Phonons in ultrathin oxide films - 2D to 3D transition in FeO on Pt(111)

TL;DR

This study investigates how vibrational properties of ultrathin FeO films on Pt(111) evolve from two-dimensional to three-dimensional behavior as thickness increases, revealing a transition in lattice dynamics and magnetic properties.

Contribution

It provides experimental and theoretical insights into the phonon density of states transition from 2D to 3D in ultrathin FeO films, highlighting the role of substrate coupling and magnetic order.

Findings

Phonon density of states shifts from linear to quadratic energy dependence with increasing thickness.

Weak coupling to substrate preserves 2D vibrational characteristics in ultrathin films.

Vibrational evolution correlates with magnetic order and structural phase stabilization.

Abstract

The structural and magnetic properties of ultrathin FeO(111) films on Pt(111) with thicknesses from 1 to 16 monolayers (ML) were studied using the nuclear inelastic scattering (NIS) of synchrotron radiation.

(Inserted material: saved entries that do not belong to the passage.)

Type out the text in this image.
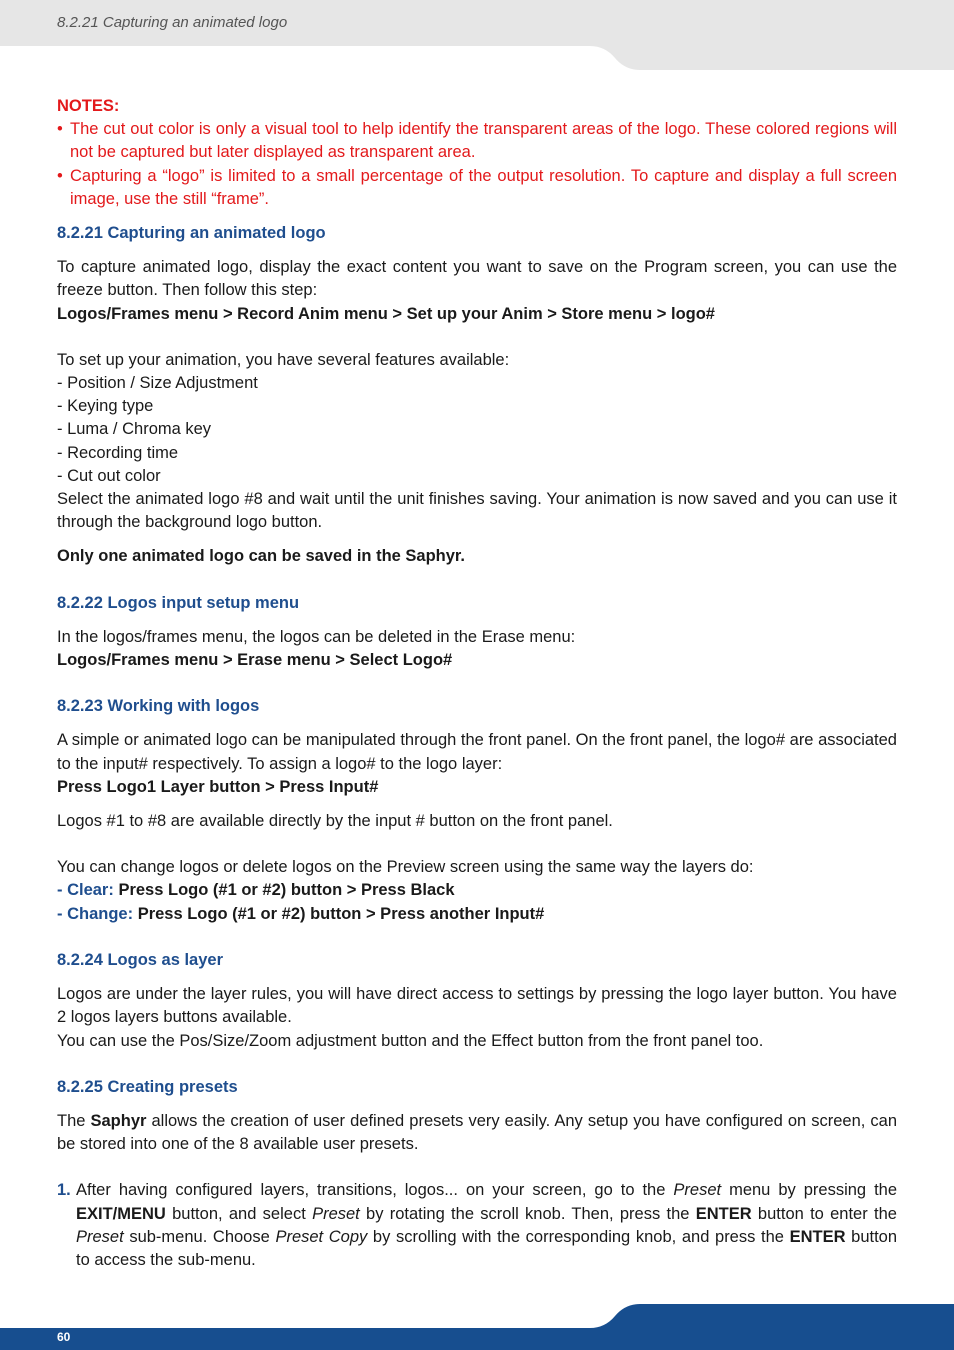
8.2.21 Capturing an animated logo
NOTES:
• The cut out color is only a visual tool to help identify the transparent areas of the logo. These colored regions will not be captured but later displayed as transparent area.
• Capturing a “logo” is limited to a small percentage of the output resolution. To capture and display a full screen image, use the still “frame”.
8.2.21 Capturing an animated logo

To capture animated logo, display the exact content you want to save on the Program screen, you can use the freeze button. Then follow this step:

Logos/Frames menu > Record Anim menu > Set up your Anim > Store menu > logo#

To set up your animation, you have several features available:

- Position / Size Adjustment
- Keying type
- Luma / Chroma key
- Recording time
- Cut out color

Select the animated logo #8 and wait until the unit finishes saving. Your animation is now saved and you can use it through the background logo button.

Only one animated logo can be saved in the Saphyr.

8.2.22 Logos input setup menu

In the logos/frames menu, the logos can be deleted in the Erase menu:

Logos/Frames menu > Erase menu > Select Logo#

8.2.23 Working with logos

A simple or animated logo can be manipulated through the front panel. On the front panel, the logo# are associated to the input# respectively. To assign a logo# to the logo layer:

Press Logo1 Layer button > Press Input#

Logos #1 to #8 are available directly by the input # button on the front panel.

You can change logos or delete logos on the Preview screen using the same way the layers do:

- Clear: Press Logo (#1 or #2) button > Press Black

- Change: Press Logo (#1 or #2) button > Press another Input#

8.2.24 Logos as layer

Logos are under the layer rules, you will have direct access to settings by pressing the logo layer button. You have 2 logos layers buttons available.

You can use the Pos/Size/Zoom adjustment button and the Effect button from the front panel too.

8.2.25 Creating presets

The Saphyr allows the creation of user defined presets very easily. Any setup you have configured on screen, can be stored into one of the 8 available user presets.

1. After having configured layers, transitions, logos... on your screen, go to the Preset menu by pressing the EXIT/MENU button, and select Preset by rotating the scroll knob. Then, press the ENTER button to enter the Preset sub-menu. Choose Preset Copy by scrolling with the corresponding knob, and press the ENTER button to access the sub-menu.
60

Distinct evolution of vibrational characteristics with thickness that is revealed in the phonon density of states (PDOS) witnesses a textbook transition from 2D to 3D lattice dynamics. For the thinnest films of 1 and 2 ML, the low energy part of the PDOS followed a linear dependence in energy that is characteristic for 2-dimensional systems. This dependence gradually transforms with thickness to the bulk ~E-square relation. Density functional theory phonon calculations perfectly reproduced the measured 1 ML PDOS within a simple model of a pseudomorphic FeO/Pt(111) interface. The calculations show that the 2D PDOS character is due to a weak coupling of the FeO film to the Pt(111) substrate. The evolution of the vibrational properties with an increasing thickness is closely related to a transient long range magnetic order and stabilization of an unusual structural phase.